It was that moment when the person asking to sit in the most respected seat in our country imitated a disabled reporter, someone he outranked in privilege, power, and the capacity to fight back. It -- it kind of broke my heart when I saw it. And I still can't get it out of my head because it wasn't in a movie. It was real life.Meryl Streep is my hero, and not for the first time. She said what needed to be said about President-elect Donald Trump in her speech at the Golden Globe Awards. When Trump mocked reporter Serge Kovaleski's physical disability, he should have been shunned by everyone, including sane members of the GOP, and eliminated from the field of candidates.
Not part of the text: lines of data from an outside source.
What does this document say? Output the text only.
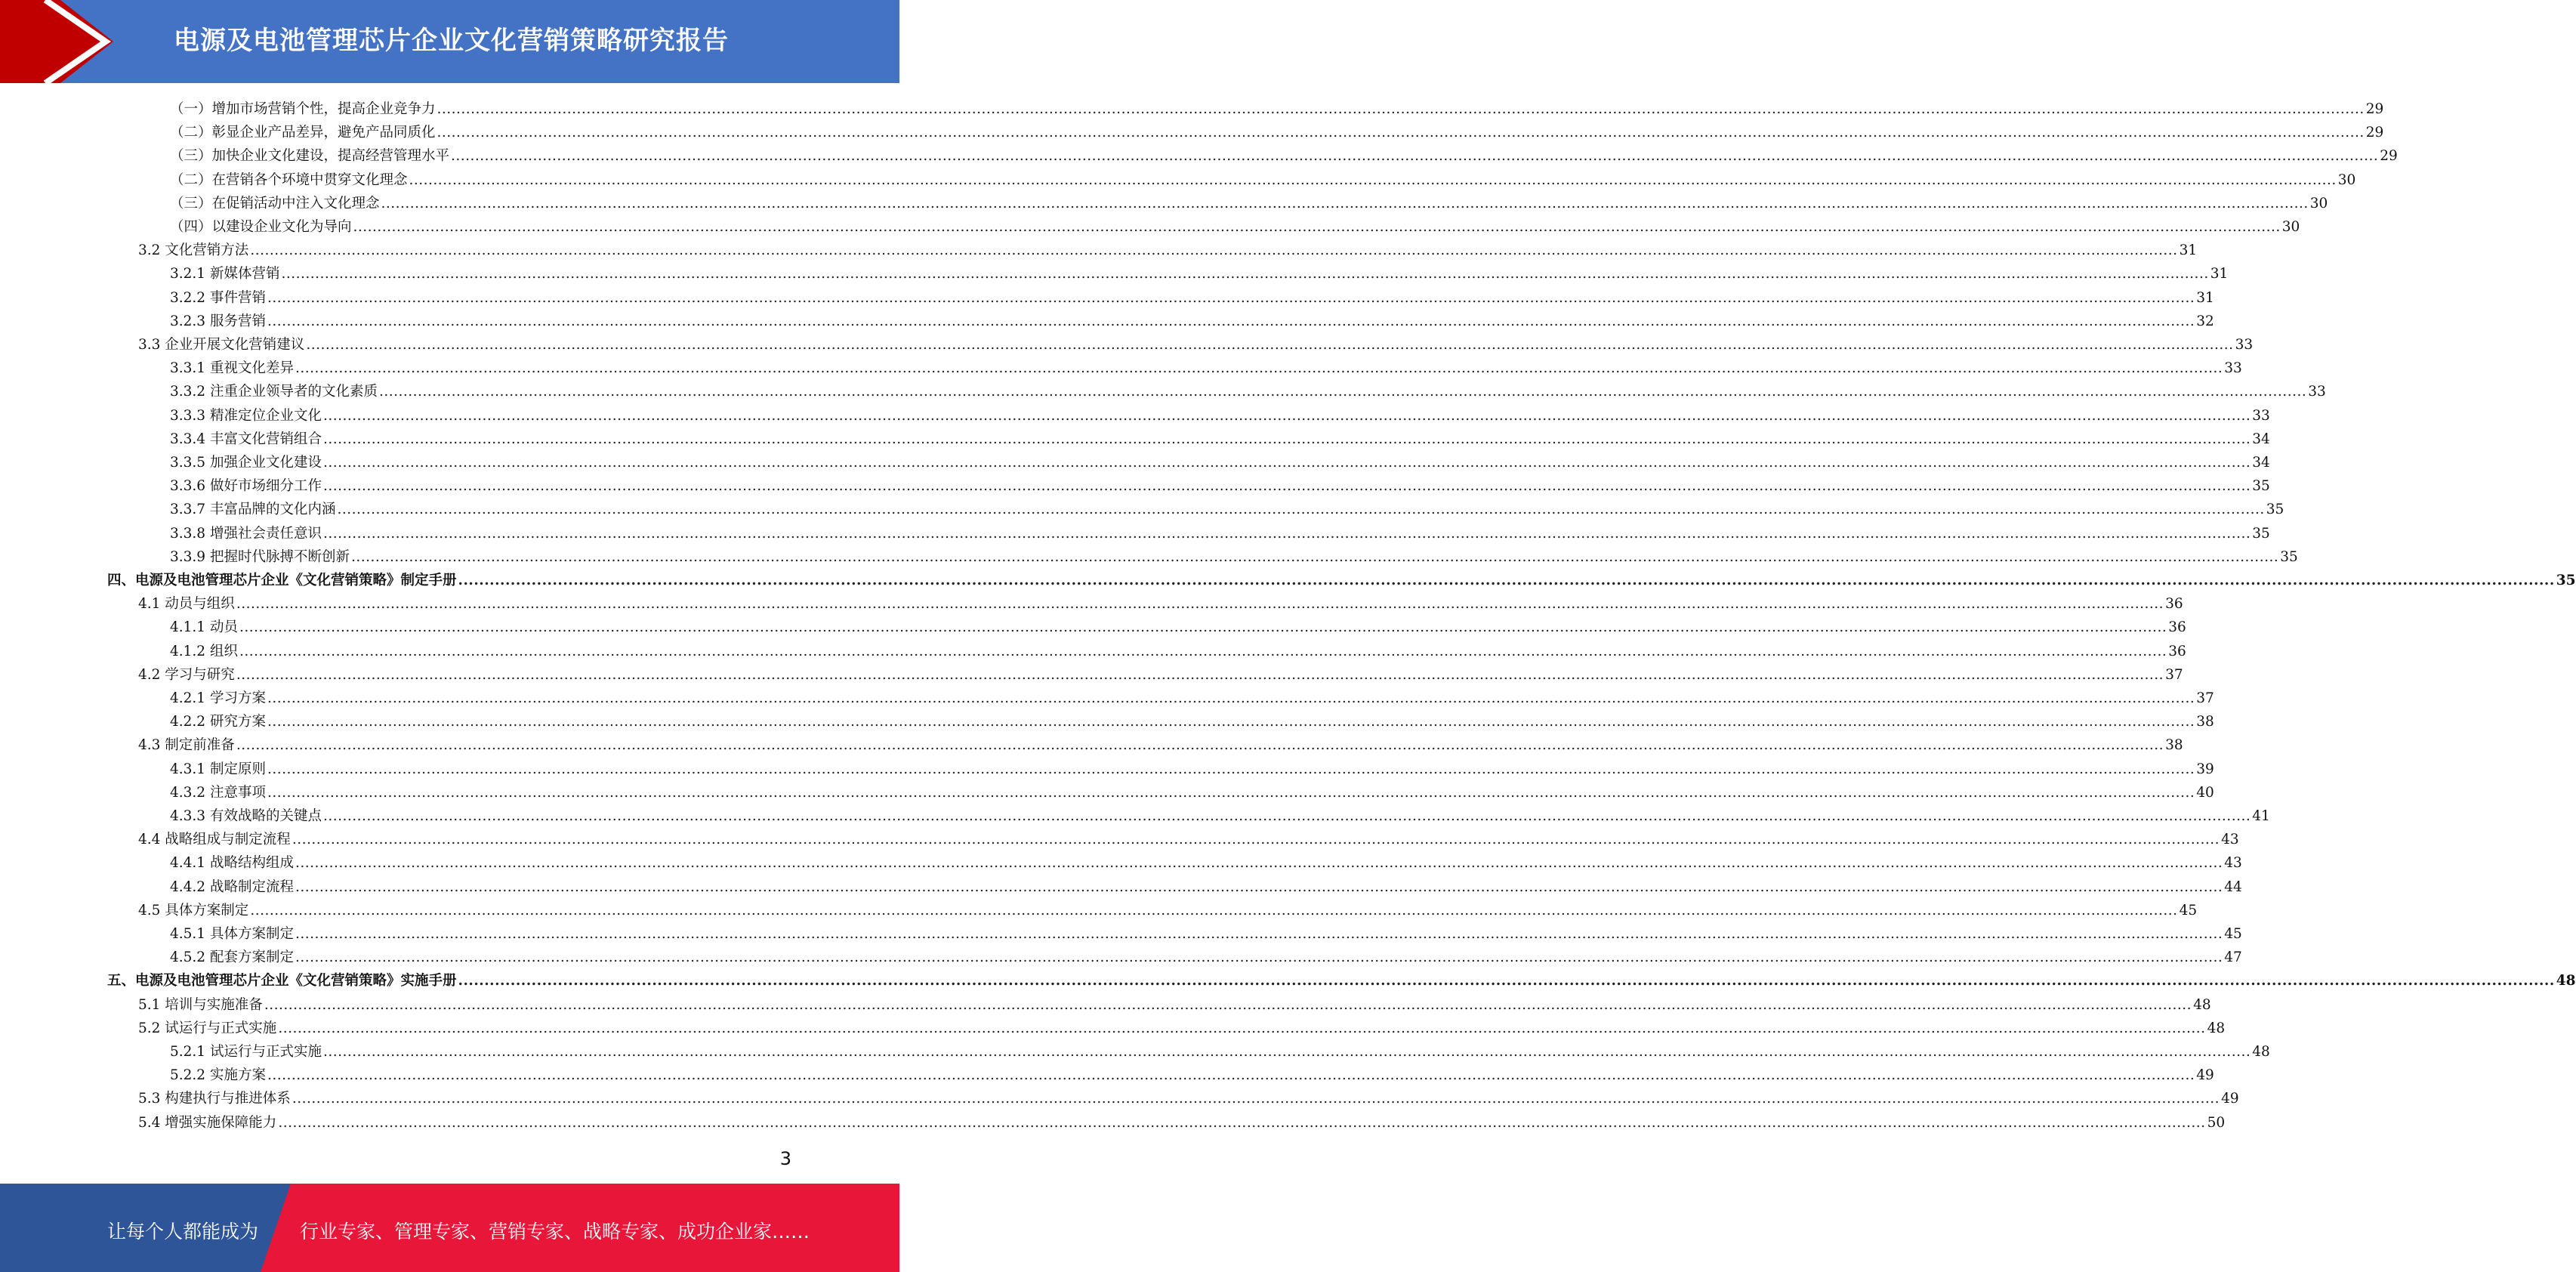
电源及电池管理芯片企业文化营销策略研究报告
（一）增加市场营销个性，提高企业竞争力 ................................................................................................................................................................................................................................................................................................................................................................................................................ 29
（二）彰显企业产品差异，避免产品同质化 ................................................................................................................................................................................................................................................................................................................................................................................................................ 29
（三）加快企业文化建设，提高经营管理水平 ................................................................................................................................................................................................................................................................................................................................................................................................................ 29
（二）在营销各个环境中贯穿文化理念 ................................................................................................................................................................................................................................................................................................................................................................................................................ 30
（三）在促销活动中注入文化理念 ................................................................................................................................................................................................................................................................................................................................................................................................................ 30
（四）以建设企业文化为导向 ................................................................................................................................................................................................................................................................................................................................................................................................................ 30
3.2 文化营销方法 ................................................................................................................................................................................................................................................................................................................................................................................................................ 31
3.2.1 新媒体营销 ................................................................................................................................................................................................................................................................................................................................................................................................................ 31
3.2.2 事件营销 ................................................................................................................................................................................................................................................................................................................................................................................................................ 31
3.2.3 服务营销 ................................................................................................................................................................................................................................................................................................................................................................................................................ 32
3.3 企业开展文化营销建议 ................................................................................................................................................................................................................................................................................................................................................................................................................ 33
3.3.1 重视文化差异 ................................................................................................................................................................................................................................................................................................................................................................................................................ 33
3.3.2 注重企业领导者的文化素质 ................................................................................................................................................................................................................................................................................................................................................................................................................ 33
3.3.3 精准定位企业文化 ................................................................................................................................................................................................................................................................................................................................................................................................................ 33
3.3.4 丰富文化营销组合 ................................................................................................................................................................................................................................................................................................................................................................................................................ 34
3.3.5 加强企业文化建设 ................................................................................................................................................................................................................................................................................................................................................................................................................ 34
3.3.6 做好市场细分工作 ................................................................................................................................................................................................................................................................................................................................................................................................................ 35
3.3.7 丰富品牌的文化内涵 ................................................................................................................................................................................................................................................................................................................................................................................................................ 35
3.3.8 增强社会责任意识 ................................................................................................................................................................................................................................................................................................................................................................................................................ 35
3.3.9 把握时代脉搏不断创新 ................................................................................................................................................................................................................................................................................................................................................................................................................ 35
四、电源及电池管理芯片企业《文化营销策略》制定手册 ................................................................................................................................................................................................................................................................................................................................................................................................................ 35
4.1 动员与组织 ................................................................................................................................................................................................................................................................................................................................................................................................................ 36
4.1.1 动员 ................................................................................................................................................................................................................................................................................................................................................................................................................ 36
4.1.2 组织 ................................................................................................................................................................................................................................................................................................................................................................................................................ 36
4.2 学习与研究 ................................................................................................................................................................................................................................................................................................................................................................................................................ 37
4.2.1 学习方案 ................................................................................................................................................................................................................................................................................................................................................................................................................ 37
4.2.2 研究方案 ................................................................................................................................................................................................................................................................................................................................................................................................................ 38
4.3 制定前准备 ................................................................................................................................................................................................................................................................................................................................................................................................................ 38
4.3.1 制定原则 ................................................................................................................................................................................................................................................................................................................................................................................................................ 39
4.3.2 注意事项 ................................................................................................................................................................................................................................................................................................................................................................................................................ 40
4.3.3 有效战略的关键点 ................................................................................................................................................................................................................................................................................................................................................................................................................ 41
4.4 战略组成与制定流程 ................................................................................................................................................................................................................................................................................................................................................................................................................ 43
4.4.1 战略结构组成 ................................................................................................................................................................................................................................................................................................................................................................................................................ 43
4.4.2 战略制定流程 ................................................................................................................................................................................................................................................................................................................................................................................................................ 44
4.5 具体方案制定 ................................................................................................................................................................................................................................................................................................................................................................................................................ 45
4.5.1 具体方案制定 ................................................................................................................................................................................................................................................................................................................................................................................................................ 45
4.5.2 配套方案制定 ................................................................................................................................................................................................................................................................................................................................................................................................................ 47
五、电源及电池管理芯片企业《文化营销策略》实施手册 ................................................................................................................................................................................................................................................................................................................................................................................................................ 48
5.1 培训与实施准备 ................................................................................................................................................................................................................................................................................................................................................................................................................ 48
5.2 试运行与正式实施 ................................................................................................................................................................................................................................................................................................................................................................................................................ 48
5.2.1 试运行与正式实施 ................................................................................................................................................................................................................................................................................................................................................................................................................ 48
5.2.2 实施方案 ................................................................................................................................................................................................................................................................................................................................................................................................................ 49
5.3 构建执行与推进体系 ................................................................................................................................................................................................................................................................................................................................................................................................................ 49
5.4 增强实施保障能力 ................................................................................................................................................................................................................................................................................................................................................................................................................ 50
3
让每个人都能成为 行业专家、管理专家、营销专家、战略专家、成功企业家……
And this instinct to humiliate, when it's modeled by someone in the public platform, by someone powerful, it filters down into everybody's life, because it kind of gives permission for other people to do the same thing. Disrespect invites disrespect. Violence incites violence. When the powerful use their position to bully others, we all lose.
When the tape of Trump boasting about assaulting women was released, his candidacy should have been finished, over, done, but that did not happen.
Trump invited his friend Putin to hack Hillary Clinton's email, and I don't recall a GOP outcry at the time. The vast majority, if not all, Republican members of Congress endorsed Trump in the end. Putin followed through, hacked the Clinton campaign's email server, and interfered with the election. Now, too little, too late, a few Republican leaders are "concerned". That Trump is unfit to serve as president is obvious, but where were the sane Republicans who should have been speaking out forcefully against Trump for months and months?
Also, now that the election is over, Democrats are far too quiet about Trump's unfitness to suit me. The Democratic leadership, with some exceptions, seems overly focused on a smooth transition of power, but a smooth transition to what? Maybe the focus should be on the disastrous nightmare that will follow the smooth transition. WTF?